E isso já era muito.
Quando ele chegou, soube antes mesmo de vê-lo.
O portão eletrônico se abriu e a movimentação da recepção ficou diferente — mais atenta, mais tensa, como se uma figura de outro mundo tivesse invadido nosso canto humilde da cidade.
Eu o encontrei na porta do prédio principal. Ele usava uma camisa azul-marinho dobrada até os cotovelos, sem gravata, sem terno — o que imediatamente me deixou confusa. Não era o Rafael Monteiro das capas de revista. Era o homem da sacada. O que olhava para mim como se quisesse me decifrar.
— Bom dia, Helena — ele disse com um sorriso discreto.
— Bom dia... — tentei conter o tremor na voz. — Bem-vindo ao Instituto.
Ele me estendeu a mão, como já havia feito na festa, e, mais uma vez, segurei a dele com a estranha sensação de que havia algo ali. Algo que me prendia. Que me reconhecia.
— Espero que esteja preparada para uma visita longa. Estou curioso.
— Isso é bom... eu acho.
Ele riu, e a tensão em meus ombros diminuiu um pouco.

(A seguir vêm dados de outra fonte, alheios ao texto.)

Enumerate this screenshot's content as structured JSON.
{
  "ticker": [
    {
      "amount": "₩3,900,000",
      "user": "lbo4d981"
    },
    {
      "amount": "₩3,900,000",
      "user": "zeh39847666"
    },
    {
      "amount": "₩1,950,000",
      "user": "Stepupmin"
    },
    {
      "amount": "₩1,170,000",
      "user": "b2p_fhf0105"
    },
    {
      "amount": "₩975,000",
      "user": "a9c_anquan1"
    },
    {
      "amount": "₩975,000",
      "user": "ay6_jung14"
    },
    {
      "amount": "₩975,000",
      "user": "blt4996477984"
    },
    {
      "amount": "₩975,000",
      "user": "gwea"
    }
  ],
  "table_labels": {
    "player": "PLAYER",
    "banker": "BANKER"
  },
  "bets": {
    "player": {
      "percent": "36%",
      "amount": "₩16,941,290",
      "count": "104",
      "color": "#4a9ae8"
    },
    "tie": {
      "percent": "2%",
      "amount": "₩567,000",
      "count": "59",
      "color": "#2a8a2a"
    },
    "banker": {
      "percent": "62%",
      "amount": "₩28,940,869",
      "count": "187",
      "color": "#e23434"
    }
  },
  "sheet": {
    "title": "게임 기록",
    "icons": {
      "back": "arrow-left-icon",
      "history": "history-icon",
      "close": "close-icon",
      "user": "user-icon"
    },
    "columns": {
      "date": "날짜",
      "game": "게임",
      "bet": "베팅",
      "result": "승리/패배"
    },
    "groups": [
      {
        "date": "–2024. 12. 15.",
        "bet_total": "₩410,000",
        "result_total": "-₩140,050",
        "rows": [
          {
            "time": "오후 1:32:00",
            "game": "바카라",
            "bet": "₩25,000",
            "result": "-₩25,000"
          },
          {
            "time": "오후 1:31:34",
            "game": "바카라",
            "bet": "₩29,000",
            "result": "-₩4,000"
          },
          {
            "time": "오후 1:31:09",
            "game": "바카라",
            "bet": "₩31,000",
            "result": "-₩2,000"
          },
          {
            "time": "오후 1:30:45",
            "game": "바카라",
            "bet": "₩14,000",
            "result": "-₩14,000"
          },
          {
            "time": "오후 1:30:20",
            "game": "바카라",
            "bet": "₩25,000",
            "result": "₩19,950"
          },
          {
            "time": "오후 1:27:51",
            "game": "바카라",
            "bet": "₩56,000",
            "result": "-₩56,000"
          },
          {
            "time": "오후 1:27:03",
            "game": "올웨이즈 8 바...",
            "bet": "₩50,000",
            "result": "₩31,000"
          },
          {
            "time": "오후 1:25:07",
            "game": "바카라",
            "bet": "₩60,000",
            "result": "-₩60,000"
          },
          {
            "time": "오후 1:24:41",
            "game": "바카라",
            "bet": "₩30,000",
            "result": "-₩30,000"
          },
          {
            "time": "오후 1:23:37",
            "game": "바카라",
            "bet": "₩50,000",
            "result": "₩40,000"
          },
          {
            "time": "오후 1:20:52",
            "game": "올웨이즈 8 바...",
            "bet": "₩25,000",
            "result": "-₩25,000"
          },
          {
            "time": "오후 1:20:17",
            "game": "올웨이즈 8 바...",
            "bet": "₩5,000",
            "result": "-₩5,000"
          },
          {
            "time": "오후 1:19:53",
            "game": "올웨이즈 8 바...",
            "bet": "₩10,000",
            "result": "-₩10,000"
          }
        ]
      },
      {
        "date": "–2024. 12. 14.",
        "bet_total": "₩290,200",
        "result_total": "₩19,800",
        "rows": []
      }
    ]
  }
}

Começamos pelo pátio das oficinas.
Ali, jovens de comunidades próximas aprendiam marcenaria, costura, jardinagem, música. Rafael ouviu tudo com atenção, fazendo perguntas relevantes, observando o ambiente como se estivesse realmente interessado. E ele estava.
— Isso aqui não é só caridade, é investimento em autonomia — ele disse em certo momento, enquanto ouvia uma das coordenadoras da ala de costura. — Vocês estão formando gente que vai construir seu próprio caminho. Isso tem valor real.
Olhei para ele surpresa. A maioria das pessoas com poder financeiro que visitavam o instituto usavam palavras como “iniciativa nobre” ou “ação filantrópica”. Rafael falava como quem entendia. Como quem valorizava.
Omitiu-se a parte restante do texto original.